346 A reason for remitting the matter for hearing on new evidence would exist had it been demonstrated that the passage of time had adversely impacted upon the Tribunal’s credit findings. That was not the case here. Although the Tribunal’s findings in relation to the specific transactions involved a rejection of the evidence of the taxpayers and their witnesses, that was the result of the objective, inherent implausibility of what they said rather than the manner in which they said it or their dispositions when giving evidence.
347 It should be also recognised that the taxpayers’ position, which was strenuously advocated with respect to the Commissioner’s appeal, was that the evidence before the Tribunal was more than adequate to satisfy the onus under s 14ZZK(b)(i). If that be so, they can agitate that argument before the Tribunal on any re-hearing. No submission was made to the effect that the evidence which was originally advanced to the Tribunal did not remain available for its reconsideration and no submission was made that, in order to properly understand the case, a reconstituted Tribunal would need to see and hear the witnesses again.
348 In these circumstances, if the appeals from the Commissioner’s objection decisions are to be remitted to the Tribunal for re-hearing, they should be heard without the hearing of further evidence. There is no warrant for effectively starting the proceedings from the beginning.
349 I recognise the relevance to this issue of the conclusion in these reasons that the evidence adduced by the taxpayers before the Tribunal was insufficient to satisfy the onus under s 14ZZK(b)(i) of the TAA. However, that was made in the context of the Commissioner’s submissions that the appeals should not be remitted to the Tribunal for further hearing and, as that submission failed and the relief sought by the Commissioner in that respect has been rejected, any Tribunal re-hearing the appeals will make of those conclusions what it will.

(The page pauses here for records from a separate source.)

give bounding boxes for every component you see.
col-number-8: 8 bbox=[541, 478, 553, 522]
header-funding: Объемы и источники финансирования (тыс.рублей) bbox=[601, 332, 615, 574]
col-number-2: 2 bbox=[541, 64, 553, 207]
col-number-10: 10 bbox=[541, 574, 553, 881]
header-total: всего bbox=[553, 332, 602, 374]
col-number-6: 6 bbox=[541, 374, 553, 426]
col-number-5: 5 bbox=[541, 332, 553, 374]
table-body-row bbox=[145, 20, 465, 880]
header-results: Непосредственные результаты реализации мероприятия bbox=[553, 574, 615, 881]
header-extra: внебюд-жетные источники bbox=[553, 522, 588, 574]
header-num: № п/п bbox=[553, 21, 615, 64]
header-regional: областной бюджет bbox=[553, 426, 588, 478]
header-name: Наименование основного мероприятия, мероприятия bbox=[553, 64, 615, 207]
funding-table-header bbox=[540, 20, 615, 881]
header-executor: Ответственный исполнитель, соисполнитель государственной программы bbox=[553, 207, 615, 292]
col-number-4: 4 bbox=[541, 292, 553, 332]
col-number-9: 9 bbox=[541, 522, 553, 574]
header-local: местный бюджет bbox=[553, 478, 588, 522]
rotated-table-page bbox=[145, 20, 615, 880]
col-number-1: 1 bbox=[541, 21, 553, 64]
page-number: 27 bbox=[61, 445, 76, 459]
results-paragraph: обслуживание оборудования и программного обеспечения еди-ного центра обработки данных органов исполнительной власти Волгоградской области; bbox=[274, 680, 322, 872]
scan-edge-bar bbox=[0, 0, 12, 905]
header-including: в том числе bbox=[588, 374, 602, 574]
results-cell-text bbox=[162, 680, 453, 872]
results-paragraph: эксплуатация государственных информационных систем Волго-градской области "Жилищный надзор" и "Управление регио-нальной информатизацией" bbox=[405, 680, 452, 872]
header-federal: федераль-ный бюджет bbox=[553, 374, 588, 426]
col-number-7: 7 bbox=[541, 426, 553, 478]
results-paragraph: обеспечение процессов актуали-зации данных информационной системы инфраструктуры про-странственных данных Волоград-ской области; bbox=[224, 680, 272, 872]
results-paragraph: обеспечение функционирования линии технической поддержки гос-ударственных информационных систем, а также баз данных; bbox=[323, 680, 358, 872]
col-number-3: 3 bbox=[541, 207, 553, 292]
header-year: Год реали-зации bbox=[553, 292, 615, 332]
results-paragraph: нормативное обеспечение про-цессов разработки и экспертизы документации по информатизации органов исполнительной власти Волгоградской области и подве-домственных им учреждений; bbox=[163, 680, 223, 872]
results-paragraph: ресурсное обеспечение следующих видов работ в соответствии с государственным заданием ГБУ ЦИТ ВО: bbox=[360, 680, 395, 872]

350 Whilst it is appreciated that the conclusion that the matters be remitted for a re-hearing may seem somewhat impractical and unproductive, that is unavoidable in the context of the unusual circumstances of this case. In any event, given that the appeals to the Tribunal are to be reheard without the hearing of further evidence, any reconsideration before the Tribunal should not be prolonged.
351 The parties asked to be heard on the question of costs once they have had an opportunity to consider these reasons. In those circumstances, they should be allowed a period of time to make submissions as to the appropriate orders in relation to costs and, thereafter, an appropriate time to make submissions in reply to their opponent’s submissions.